Nevertheless, one hundred years later, the Negro still is not free. One hundred years later, the life of the Negro is still sadly crippled by the manacles of segregation and the chains of discrimination.
Let us not wallow in the valley of despair, I say to you today, my friends. Thus, even though we face the difficulties of today and tomorrow, I still have a dream.
I dream that this nation will rise and live out the true meaning of its creed one day: We hold these truths to be self-evident that all men are created equal.
I dream that one day on the red hills of Georgia, the sons of formerly enslaved people and the sons of former enslavers will be able to sit down together at the table of brotherhood.
I dream that even the state of Mississippi, a state sweltering with the heat of injustice, sweltering with the heat of oppression, will be transformed into an oasis of freedom and justice.

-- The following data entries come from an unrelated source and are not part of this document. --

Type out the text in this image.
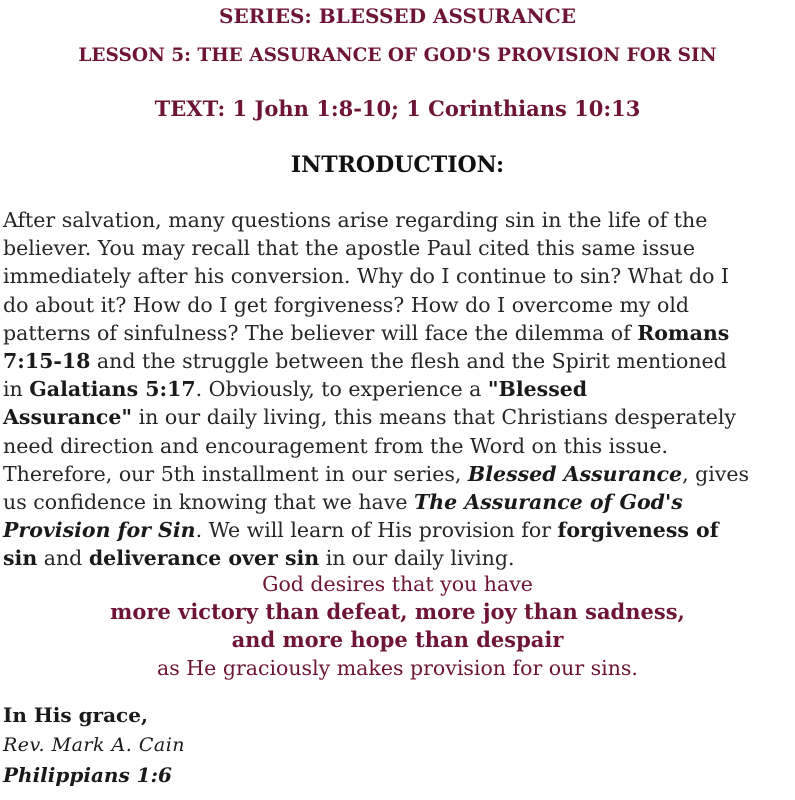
SERIES: BLESSED ASSURANCE
LESSON 5: THE ASSURANCE OF GOD'S PROVISION FOR SIN
TEXT: 1 John 1:8-10; 1 Corinthians 10:13
INTRODUCTION:
After salvation, many questions arise regarding sin in the life of the
believer. You may recall that the apostle Paul cited this same issue
immediately after his conversion. Why do I continue to sin? What do I
do about it? How do I get forgiveness? How do I overcome my old
patterns of sinfulness? The believer will face the dilemma of Romans
7:15-18 and the struggle between the flesh and the Spirit mentioned
in Galatians 5:17. Obviously, to experience a "Blessed
Assurance" in our daily living, this means that Christians desperately
need direction and encouragement from the Word on this issue.
Therefore, our 5th installment in our series, Blessed Assurance, gives
us confidence in knowing that we have The Assurance of God's
Provision for Sin. We will learn of His provision for forgiveness of
sin and deliverance over sin in our daily living.
God desires that you have
more victory than defeat, more joy than sadness,
and more hope than despair
as He graciously makes provision for our sins.
In His grace,
Rev. Mark A. Cain
Philippians 1:6
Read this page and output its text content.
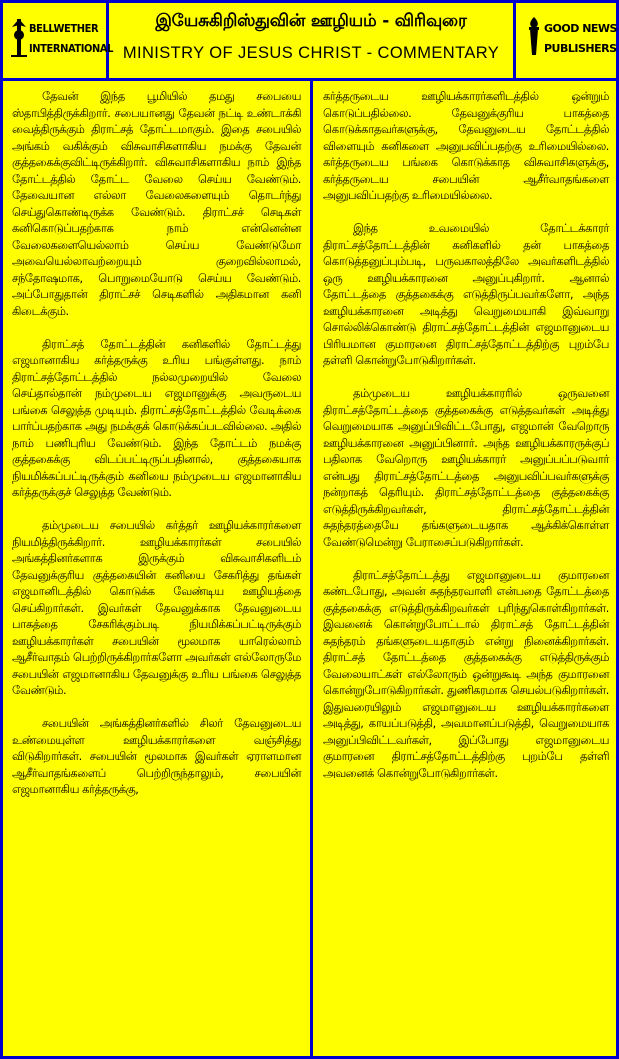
BELLWETHER
INTERNATIONAL
இயேசுகிறிஸ்துவின் ஊழியம் - விரிவுரை
MINISTRY OF JESUS CHRIST - COMMENTARY
GOOD NEWS
PUBLISHERS

தேவன் இந்த பூமியில் தமது சபையை ஸ்தாபித்திருக்கிறார். சபையானது தேவன் நட்டி உண்டாக்கி வைத்திருக்கும் திராட்சத் தோட்டமாகும். இதை சபையில் அங்கம் வகிக்கும் விசுவாசிகளாகிய நமக்கு தேவன் குத்தகைக்குவிட்டிருக்கிறார். விசுவாசிகளாகிய நாம் இந்த தோட்டத்தில் தோட்ட வேலை செய்ய வேண்டும். தேவையான எல்லா வேலைகளையும் தொடர்ந்து செய்துகொண்டிருக்க வேண்டும். திராட்சச் செடிகள் கனிகொடுப்பதற்காக நாம் என்னென்ன வேலைகளையெல்லாம் செய்ய வேண்டுமோ அவையெல்லாவற்றையும் குறைவில்லாமல், சந்தோஷமாக, பொறுமையோடு செய்ய வேண்டும். அப்போதுதான் திராட்சச் செடிகளில் அதிகமான கனி கிடைக்கும்.

திராட்சத் தோட்டத்தின் கனிகளில் தோட்டத்து எஜமானாகிய கர்த்தருக்கு உரிய பங்குள்ளது. நாம் திராட்சத்தோட்டத்தில் நல்லமுறையில் வேலை செய்தால்தான் நம்முடைய எஜமானுக்கு அவருடைய பங்கை செலுத்த முடியும். திராட்சத்தோட்டத்தில் வேடிக்கை பார்ப்பதற்காக அது நமக்குக் கொடுக்கப்படவில்லை. அதில் நாம் பணிபுரிய வேண்டும். இந்த தோட்டம் நமக்கு குத்தகைக்கு விடப்பட்டிருப்பதினால், குத்தகையாக நியமிக்கப்பட்டிருக்கும் கனியை நம்முடைய எஜமானாகிய கர்த்தருக்குச் செலுத்த வேண்டும்.

தம்முடைய சபையில் கர்த்தர் ஊழியக்காரர்களை நியமித்திருக்கிறார். ஊழியக்காரர்கள் சபையில் அங்கத்தினர்களாக இருக்கும் விசுவாசிகளிடம் தேவனுக்குரிய குத்தகையின் கனியை சேகரித்து தங்கள் எஜமானிடத்தில் கொடுக்க வேண்டிய ஊழியத்தை செய்கிறார்கள். இவர்கள் தேவனுக்காக தேவனுடைய பாகத்தை சேகரிக்கும்படி நியமிக்கப்பட்டிருக்கும் ஊழியக்காரர்கள் சபையின் மூலமாக யாரெல்லாம் ஆசீர்வாதம் பெற்றிருக்கிறார்களோ அவர்கள் எல்லோருமே சபையின் எஜமானாகிய தேவனுக்கு உரிய பங்கை செலுத்த வேண்டும்.

சபையின் அங்கத்தினர்களில் சிலர் தேவனுடைய உண்மையுள்ள ஊழியக்காரர்களை வஞ்சித்து விடுகிறார்கள். சபையின் மூலமாக இவர்கள் ஏராளமான ஆசீர்வாதங்களைப் பெற்றிருந்தாலும், சபையின் எஜமானாகிய கர்த்தருக்கு,

கர்த்தருடைய ஊழியக்காரர்களிடத்தில் ஒன்றும் கொடுப்பதில்லை. தேவனுக்குரிய பாகத்தை கொடுக்காதவர்களுக்கு, தேவனுடைய தோட்டத்தில் விளையும் கனிகளை அனுபவிப்பதற்கு உரிமையில்லை. கர்த்தருடைய பங்கை கொடுக்காத விசுவாசிகளுக்கு, கர்த்தருடைய சபையின் ஆசீர்வாதங்களை அனுபவிப்பதற்கு உரிமையில்லை.

இந்த உவமையில் தோட்டக்காரர் திராட்சத்தோட்டத்தின் கனிகளில் தன் பாகத்தை கொடுத்தனுப்பும்படி, பருவகாலத்திலே அவர்களிடத்தில் ஒரு ஊழியக்காரனை அனுப்புகிறார். ஆனால் தோட்டத்தை குத்தகைக்கு எடுத்திருப்பவர்களோ, அந்த ஊழியக்காரனை அடித்து வெறுமையாகி இவ்வாறு சொல்லிக்கொண்டு திராட்சத்தோட்டத்தின் எஜமானுடைய பிரியமான குமாரனை திராட்சத்தோட்டத்திற்கு புறம்பே தள்ளி கொன்றுபோடுகிறார்கள்.

தம்முடைய ஊழியக்காரரில் ஒருவனை திராட்சத்தோட்டத்தை குத்தகைக்கு எடுத்தவர்கள் அடித்து வெறுமையாக அனுப்பிவிட்டபோது, எஜமான் வேறொரு ஊழியக்காரனை அனுப்பினார். அந்த ஊழியக்காரருக்குப் பதிலாக வேறொரு ஊழியக்காரர் அனுப்பப்படுவார் என்பது திராட்சத்தோட்டத்தை அனுபவிப்பவர்களுக்கு நன்றாகத் தெரியும். திராட்சத்தோட்டத்தை குத்தகைக்கு எடுத்திருக்கிறவர்கள், திராட்சத்தோட்டத்தின் சுதந்தரத்தையே தங்களுடையதாக ஆக்கிக்கொள்ள வேண்டுமென்று பேராசைப்படுகிறார்கள்.

திராட்சத்தோட்டத்து எஜமானுடைய குமாரனை கண்டபோது, அவன் சுதந்தரவாளி என்பதை தோட்டத்தை குத்தகைக்கு எடுத்திருக்கிறவர்கள் புரிந்துகொள்கிறார்கள். இவனைக் கொன்றுபோட்டால் திராட்சத் தோட்டத்தின் சுதந்தரம் தங்களுடையதாகும் என்று நினைக்கிறார்கள். திராட்சத் தோட்டத்தை குத்தகைக்கு எடுத்திருக்கும் வேலையாட்கள் எல்லோரும் ஒன்றுகூடி அந்த குமாரனை கொன்றுபோடுகிறார்கள். துணிகரமாக செயல்படுகிறார்கள். இதுவரையிலும் எஜமானுடைய ஊழியக்காரர்களை அடித்து, காயப்படுத்தி, அவமானப்படுத்தி, வெறுமையாக அனுப்பிவிட்டவர்கள், இப்போது எஜமானுடைய குமாரனை திராட்சத்தோட்டத்திற்கு புறம்பே தள்ளி அவனைக் கொன்றுபோடுகிறார்கள்.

This is our hope. This is the faith that I will go back to the South with. With this faith, we will be able to hew a stone of hope out of the mountain of despair. With this faith, we will be able to transform the jangling discords of our nation into a beautiful symphony of brotherhood. With this faith, we will be able to work together, pray, struggle, go to jail, and stand up for freedom, knowing that we will be free one day. Moreover, this will be the day when all of God’s children will be able to sing with new meaning, ‘My country ‘tis of thee, sweet land of liberty, of thee I sing. The land where my fathers died, land of the Pilgrim’s pride, from every mountainside, let freedom ring?…
Moreover, when this happens, when we allow freedom to ring, when we let it ring in every village and every hamlet, from every state and every city, we will be able to speed up that day when all of God’s children, black men and white men, Jews and Gentiles, Protestants and Catholics, will be able to join hands and sing the words of the old Negro spiritual, “Free at last, free at last.’’
I encourage you, the reader, to reflect on his words.
• How did Martin Luther King Jnr create such powerful sentences?
• How did he appeal to people’s hearts?
• How did he mobilise people to action?
• What can you learn from reflection on poetry and speeches such as this famous oration?
Martin Luther King Jnr displayed courage and boldly spoke out about freedom. He appealed to the human heart and managed his fears for his life. He suspended his ego and pushed on to make things happen. He did lose his life in the end in dramatic circumstances. For anyone who wishes to understand this inspirational man more, we recommend a trip to Memphis, USA’s National Civil Rights Museum. Stand in the very room he spent his last moments, and you will understand how courageous he was to step out on the balcony where he was assassinated on that fatal night in 1968.
• So, what can we learn from history?
• What can we emulate, and how can we inspire our followers emotionally to act towards a common cause?
• Think about the people around you; whom do you want to inspire today?
• How are you going to achieve this?